Sometimes it seems like evil is winning
Published Friday, February 1, 2008
I'm getting older. I get that. It seems with every day I grow older I have ideas that are just a little more old-fashioned than yesterday.
I even believe in the good in this world and that good things can be found all around us.
I saw it this week in the smiling faces on stage at the Fergus Falls Middle School during the Snoball coronation ceremony as young women vied to be queen and macho guys took a shot at becoming king.
I saw it Wednesday in the friendly service I received at a convenience store in Ottertail City as they cooked me a pizza for a late afternoon lunch.I even saw the good of the world at Service Food this week where a teenager with just a few items in his arms asked an elderly woman behind him if she’d like his place in line. Didn’t think that happened anymore!
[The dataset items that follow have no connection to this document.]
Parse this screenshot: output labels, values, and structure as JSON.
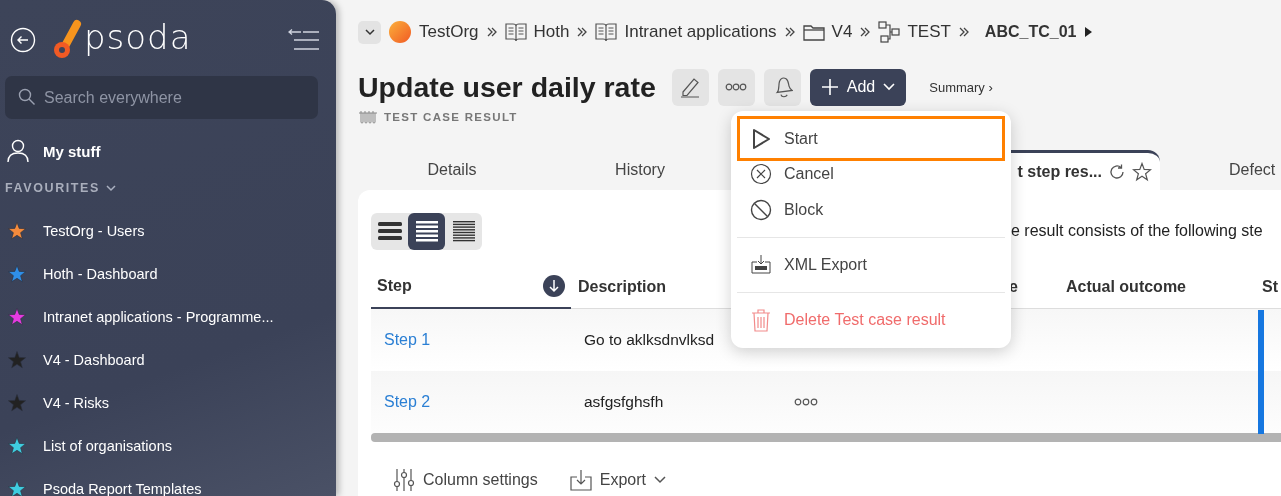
{
  "sidebar": {
    "logo_text": "psoda",
    "search": {
      "placeholder": "Search everywhere"
    },
    "my_stuff": "My stuff",
    "favourites_heading": "FAVOURITES",
    "favourites": [
      {
        "label": "TestOrg - Users",
        "color": "#f58b3c"
      },
      {
        "label": "Hoth - Dashboard",
        "color": "#2f8fe8"
      },
      {
        "label": "Intranet applications - Programme...",
        "color": "#e53be0"
      },
      {
        "label": "V4 - Dashboard",
        "color": "#222222"
      },
      {
        "label": "V4 - Risks",
        "color": "#222222"
      },
      {
        "label": "List of organisations",
        "color": "#3fcde0"
      },
      {
        "label": "Psoda Report Templates",
        "color": "#3fcde0"
      }
    ]
  },
  "breadcrumb": [
    {
      "label": "TestOrg",
      "kind": "org"
    },
    {
      "label": "Hoth",
      "kind": "book"
    },
    {
      "label": "Intranet applications",
      "kind": "book"
    },
    {
      "label": "V4",
      "kind": "folder"
    },
    {
      "label": "TEST",
      "kind": "flow"
    },
    {
      "label": "ABC_TC_01",
      "kind": "current"
    }
  ],
  "page": {
    "title": "Update user daily rate",
    "type_label": "TEST CASE RESULT",
    "add_button": "Add",
    "summary_link": "Summary ›"
  },
  "tabs": [
    {
      "label": "Details",
      "selected": false
    },
    {
      "label": "History",
      "selected": false
    },
    {
      "label": "t step res...",
      "selected": true
    },
    {
      "label": "Defect",
      "selected": false
    }
  ],
  "view_modes": [
    {
      "kind": "large",
      "selected": false
    },
    {
      "kind": "medium",
      "selected": true
    },
    {
      "kind": "small",
      "selected": false
    }
  ],
  "intro": "e result consists of the following ste",
  "table": {
    "columns": [
      "Step",
      "Description",
      "e",
      "Actual outcome",
      "St"
    ],
    "rows": [
      {
        "step": "Step 1",
        "description": "Go to aklksdnvlksd",
        "more": false
      },
      {
        "step": "Step 2",
        "description": "asfgsfghsfh",
        "more": true
      }
    ]
  },
  "footer": [
    {
      "label": "Column settings",
      "kind": "settings"
    },
    {
      "label": "Export",
      "kind": "export"
    }
  ],
  "menu": [
    [
      {
        "label": "Start",
        "kind": "start",
        "selected": true
      },
      {
        "label": "Cancel",
        "kind": "cancel",
        "selected": false
      },
      {
        "label": "Block",
        "kind": "block",
        "selected": false
      }
    ],
    [
      {
        "label": "XML Export",
        "kind": "xml",
        "selected": false
      }
    ],
    [
      {
        "label": "Delete Test case result",
        "kind": "delete",
        "selected": false
      }
    ]
  ]
}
But the good of the world isn’t found on television, that's for sure.
When you watch CNN every morning as I do, and then catch a drama or two on network television at night, it becomes disturbingly obvious that it’s difficult to tell where the fictitious shows end and real life starts.
An old favorite, NBC’s Law and Order, in the face of the writer's strike I suppose, has in recent weeks repeatedly shown an episode that makes me feel queasy.
It's the one about a serial killer who tortures women in very heinous ways. It's the one where the female crime scene investigator actually breaks down and cries from the horror of the situation — and that was just a show.
If you turned on the news the past few weeks you heard stories about a man who killed and burned a young, pregnant Marine and buried her body in a shallow grave
Judging from the TV footage, the woman wasn’t even buried in a secluded location, but in the suspect’s backyard.
You can argue that the real-life situation was worse than the heinous acts of Law and Order.
What's real, and what's not?
Television shows and movies are full of violence.
I remember when the worst things we saw in movies were Jaws and The Towering Inferno. On TV, crime shows were so timid that Columbo could actually follow clues and solve a case.
Today we’re blowing up cities, schools, homes, cars, shooting, killing, maiming — you name it.
It's all in the name of entertainment. Maybe it’s a sign of reaching my mid 40s, but I have reached a point in my life where I am no longer entertained.
How have we come to this? How do we let this go on? Why do we let this stuff in our home?
I’m not advocating for a return of the "Waltons" and "Little House on the Prairie.” I still think the shows of the 50s were too simple and naive. They were fictitious, yes, but those shows did not fill our minds with images of hate, violence and unimaginable atrocities.
I know there's a wonderful world out there somewhere — even in the world of television.
I'm just afraid it's never going to survive.